I’ve experienced too many times when I’ve been dog tired and feeling burned out because of taking on too much work. This has been entirely my own doing. No one forced me to accept a speaking engagement, an invitation to write an article, or an offer teach an extra class. In fact, I love to do all of these activities. The problem was that I lacked a process for making decisions about what was best. I was so committed to living out my mission that any opportunity that seemed good in the moment received a “yes” from me. The result was that I became a prisoner of my own success. I can’t tell you how many times I’ve worked on a project or sat in my seat moments before being called to the front and simply wished that I had never accepted the opportunity. Other times I’ve received epic opportunities, but because of my already scheduled activities I either had to turn these down or literally shoehorn them into a calendar with little margin for the rest of my life. I managed to pull these off but I often found myself under the weather, burned out, exhausted or wondering if I could have performed at a higher level if I had not been so overcommitted. Moreover, I missed out of much joy of enjoying these moments because I was always distracted by what I had to do next.
Learning to say, “No” is key for living the life of God’s dreams. If we don’t learn to say, “No” with intentionality, we will lose the freedom to say, “Yes” when a truly great opportunity appears. Of course, there will be obligations on which we must take action that involve work mandated by a superior or certain family commitments. These are not my concern here. I desire to reflect on avoiding my mistakes hinted at in my earlier confession.
My Process for Discerning “Yes” or “No”: Default to “No” Except for these Exceptions
Here is my current process for discerning. My default answer is now “No.” It is rooted in the following principle and then filtered with three additional ones.
First, set this rule in stone. If the opportunity does not align with your goals and values, you must say, “No.”This rule assumes that you’ve established clear goals and know your core values. Jim Rohn wrote, “If you don’t design your own life plan, chances are you’ll fall into someone else’s plan. And guess what they have planned for you? Not much.” If you don’t know what you want and who you are, you will default into people pleasing or dollar chasing.
Second, just because an opportunity aligns with your goals and values does not mean that you say, “Yes.”This is particularly true if you are in a religious vocation when most invitations and opportunities will line up with your calling.
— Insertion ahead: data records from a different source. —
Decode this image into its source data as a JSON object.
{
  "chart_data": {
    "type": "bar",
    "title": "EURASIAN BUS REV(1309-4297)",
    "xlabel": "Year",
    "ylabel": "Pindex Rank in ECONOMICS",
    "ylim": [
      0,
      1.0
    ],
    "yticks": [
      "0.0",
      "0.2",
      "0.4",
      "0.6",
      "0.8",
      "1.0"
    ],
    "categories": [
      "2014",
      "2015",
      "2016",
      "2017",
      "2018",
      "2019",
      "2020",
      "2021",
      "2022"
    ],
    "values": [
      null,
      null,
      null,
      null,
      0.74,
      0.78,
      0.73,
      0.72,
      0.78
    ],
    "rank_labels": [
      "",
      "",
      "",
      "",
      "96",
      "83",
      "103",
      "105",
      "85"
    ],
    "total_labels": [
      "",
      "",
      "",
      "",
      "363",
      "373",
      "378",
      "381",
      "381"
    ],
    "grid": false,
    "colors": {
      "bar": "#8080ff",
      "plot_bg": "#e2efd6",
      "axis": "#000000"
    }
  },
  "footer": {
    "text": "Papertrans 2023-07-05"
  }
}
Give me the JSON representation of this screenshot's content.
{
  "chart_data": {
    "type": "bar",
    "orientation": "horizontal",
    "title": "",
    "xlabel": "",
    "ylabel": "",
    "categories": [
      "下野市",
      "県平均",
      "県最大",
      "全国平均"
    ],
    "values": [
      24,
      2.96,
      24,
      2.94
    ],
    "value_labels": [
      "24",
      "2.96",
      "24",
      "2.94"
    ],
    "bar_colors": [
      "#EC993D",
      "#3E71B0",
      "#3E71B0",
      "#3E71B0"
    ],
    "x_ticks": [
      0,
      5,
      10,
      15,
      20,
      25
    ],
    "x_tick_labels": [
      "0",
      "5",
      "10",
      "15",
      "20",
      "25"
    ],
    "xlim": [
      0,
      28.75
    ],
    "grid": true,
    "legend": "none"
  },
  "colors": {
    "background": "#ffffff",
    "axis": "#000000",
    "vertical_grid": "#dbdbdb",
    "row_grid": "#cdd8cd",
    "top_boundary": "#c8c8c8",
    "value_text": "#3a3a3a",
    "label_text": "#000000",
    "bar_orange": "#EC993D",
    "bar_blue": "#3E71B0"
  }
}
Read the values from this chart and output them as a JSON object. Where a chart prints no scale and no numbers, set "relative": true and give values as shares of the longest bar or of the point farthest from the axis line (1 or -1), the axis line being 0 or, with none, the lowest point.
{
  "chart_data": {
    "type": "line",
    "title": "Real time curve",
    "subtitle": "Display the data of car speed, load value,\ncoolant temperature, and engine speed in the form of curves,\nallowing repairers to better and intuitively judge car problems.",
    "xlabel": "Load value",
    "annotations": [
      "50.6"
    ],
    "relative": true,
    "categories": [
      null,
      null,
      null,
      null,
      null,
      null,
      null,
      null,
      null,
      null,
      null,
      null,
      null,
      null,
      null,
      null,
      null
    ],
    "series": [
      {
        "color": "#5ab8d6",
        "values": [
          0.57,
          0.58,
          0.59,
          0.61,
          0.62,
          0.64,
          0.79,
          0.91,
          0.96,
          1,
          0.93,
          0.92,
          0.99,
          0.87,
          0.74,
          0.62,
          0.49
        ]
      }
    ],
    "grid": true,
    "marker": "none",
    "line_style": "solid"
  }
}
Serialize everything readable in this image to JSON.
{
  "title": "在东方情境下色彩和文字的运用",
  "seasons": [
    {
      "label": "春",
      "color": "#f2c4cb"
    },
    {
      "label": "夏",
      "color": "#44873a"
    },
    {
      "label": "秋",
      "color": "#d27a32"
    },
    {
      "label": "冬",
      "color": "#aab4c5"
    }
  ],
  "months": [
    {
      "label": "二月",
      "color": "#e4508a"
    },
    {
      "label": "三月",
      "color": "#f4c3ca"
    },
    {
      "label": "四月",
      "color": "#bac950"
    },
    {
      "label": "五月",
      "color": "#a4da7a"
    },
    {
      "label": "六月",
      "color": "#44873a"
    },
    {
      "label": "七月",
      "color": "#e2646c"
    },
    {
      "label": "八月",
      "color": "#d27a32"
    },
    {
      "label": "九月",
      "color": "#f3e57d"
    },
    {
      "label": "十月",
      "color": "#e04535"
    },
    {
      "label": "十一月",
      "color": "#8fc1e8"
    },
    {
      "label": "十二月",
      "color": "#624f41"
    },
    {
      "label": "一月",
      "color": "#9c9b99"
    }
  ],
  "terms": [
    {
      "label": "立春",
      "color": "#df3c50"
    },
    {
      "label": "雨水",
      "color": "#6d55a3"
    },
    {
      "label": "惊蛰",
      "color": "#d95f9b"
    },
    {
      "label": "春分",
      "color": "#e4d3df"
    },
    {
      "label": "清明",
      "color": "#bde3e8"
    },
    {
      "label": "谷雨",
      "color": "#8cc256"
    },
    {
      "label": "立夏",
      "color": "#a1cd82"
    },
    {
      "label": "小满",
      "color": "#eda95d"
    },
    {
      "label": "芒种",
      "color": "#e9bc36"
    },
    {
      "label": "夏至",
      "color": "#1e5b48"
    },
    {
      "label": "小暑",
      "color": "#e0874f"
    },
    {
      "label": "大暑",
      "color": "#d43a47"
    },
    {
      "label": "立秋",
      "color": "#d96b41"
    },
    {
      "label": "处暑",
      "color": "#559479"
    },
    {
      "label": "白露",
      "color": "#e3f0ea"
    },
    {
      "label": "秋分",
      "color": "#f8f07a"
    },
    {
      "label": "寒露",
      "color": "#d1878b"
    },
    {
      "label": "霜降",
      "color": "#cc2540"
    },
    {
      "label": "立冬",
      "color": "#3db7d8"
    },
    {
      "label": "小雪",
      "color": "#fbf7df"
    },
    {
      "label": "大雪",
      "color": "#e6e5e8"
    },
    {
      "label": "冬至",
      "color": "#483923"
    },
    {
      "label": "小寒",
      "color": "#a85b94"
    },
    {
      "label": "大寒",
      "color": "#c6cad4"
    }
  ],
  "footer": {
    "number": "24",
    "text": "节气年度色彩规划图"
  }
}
How do you say “No” when there is an opportunity to do something good that aligns with our mission? This is the problem. Therefore we need additional filters.
From my reading and reflection, I ask myself these three questions:(1) Would I want to participate in the activity/project/event tomorrow?
This question is crucial. If you would be too busy or tired to enjoy the opportunity tomorrow, you will likely feel the same way 3 months, six months, or a year from now. This means you should automatically say, “No.”
Derek Sivers writes, “When deciding whether to do something, if you feel anything less than ‘Wow! That would be amazing! Absolutely! [Heck] yeah!’ — then say ‘no.’”
Learning to recognize one’s limits is critical. I try to divide my year into four quarters. I’m at my best when I’m only working on a couple projects per quarter. When I set goals for the next year, I try to spread out work and projects. Then I can reasonably accept an additional opportunity or two per quarter without burning myself out.
This makes life much more enjoyable and allows us to be at our best when we do say, “Yes.”